In a press conference later in the day, Clark and Chief Policy Officer Neil Bradley were asked whether the Chamber would continue to financially support Republican lawmakers who contested the results of the 2020 presidential election. The business group had hard words for those lawmakers following the last year’s attack on the U.S. Capitol, but so far that stance hasn’t been reflected in its spending.
“What we said was that we would judge members of Congress by the totality of their actions,” Bradley said. “It wasn’t just the question of a vote that evening but all the things that led up to the events of Jan. 6, and then what policymakers have been doing since then either to build trust in our election system and institutions or erode it.”
Immigration and trade
Still, Clark mostly stuck to economic policy in her address. Some highlights:
- The current workforce shortage is a crisis that could be partly addressed through a less restrictive immigration policy, she said. The Chamber wants to double the number of people who can legally immigrate to the U.S. and find a permanent solution for people who were brought illegally in the U.S. as children, known as “Dreamers.”

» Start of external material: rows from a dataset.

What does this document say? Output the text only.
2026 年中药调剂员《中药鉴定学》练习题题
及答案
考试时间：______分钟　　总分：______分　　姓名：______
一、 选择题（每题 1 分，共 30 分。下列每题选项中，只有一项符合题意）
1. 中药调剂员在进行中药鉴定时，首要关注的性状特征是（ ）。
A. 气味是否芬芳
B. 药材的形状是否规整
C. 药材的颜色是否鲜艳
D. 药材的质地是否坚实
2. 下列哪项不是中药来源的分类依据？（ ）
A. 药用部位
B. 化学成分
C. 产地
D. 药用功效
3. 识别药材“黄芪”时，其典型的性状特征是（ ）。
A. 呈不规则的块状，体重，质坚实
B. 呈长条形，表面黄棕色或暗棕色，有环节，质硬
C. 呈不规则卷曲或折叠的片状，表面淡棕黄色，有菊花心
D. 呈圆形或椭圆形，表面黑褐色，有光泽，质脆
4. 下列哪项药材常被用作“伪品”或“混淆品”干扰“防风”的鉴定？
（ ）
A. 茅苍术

- The U.S. needs to be more aggressive in forming new trade agreements with other countries, Clark said. “The U.S. has not entered an agreement with a new trade partner in a decade. And the current administration, consumed by caution and internal reviews, is doing little to change that.”
- The CEO reiterated the Chamber’s opposition to higher business taxes, such as those proposed in the Build Back Better Act being pushed by the Biden administration. “We need a domestic tax code that does not put U.S. companies at a disadvantage, as some propose to do with the highest corporate tax rate in the industrialized world,” she said.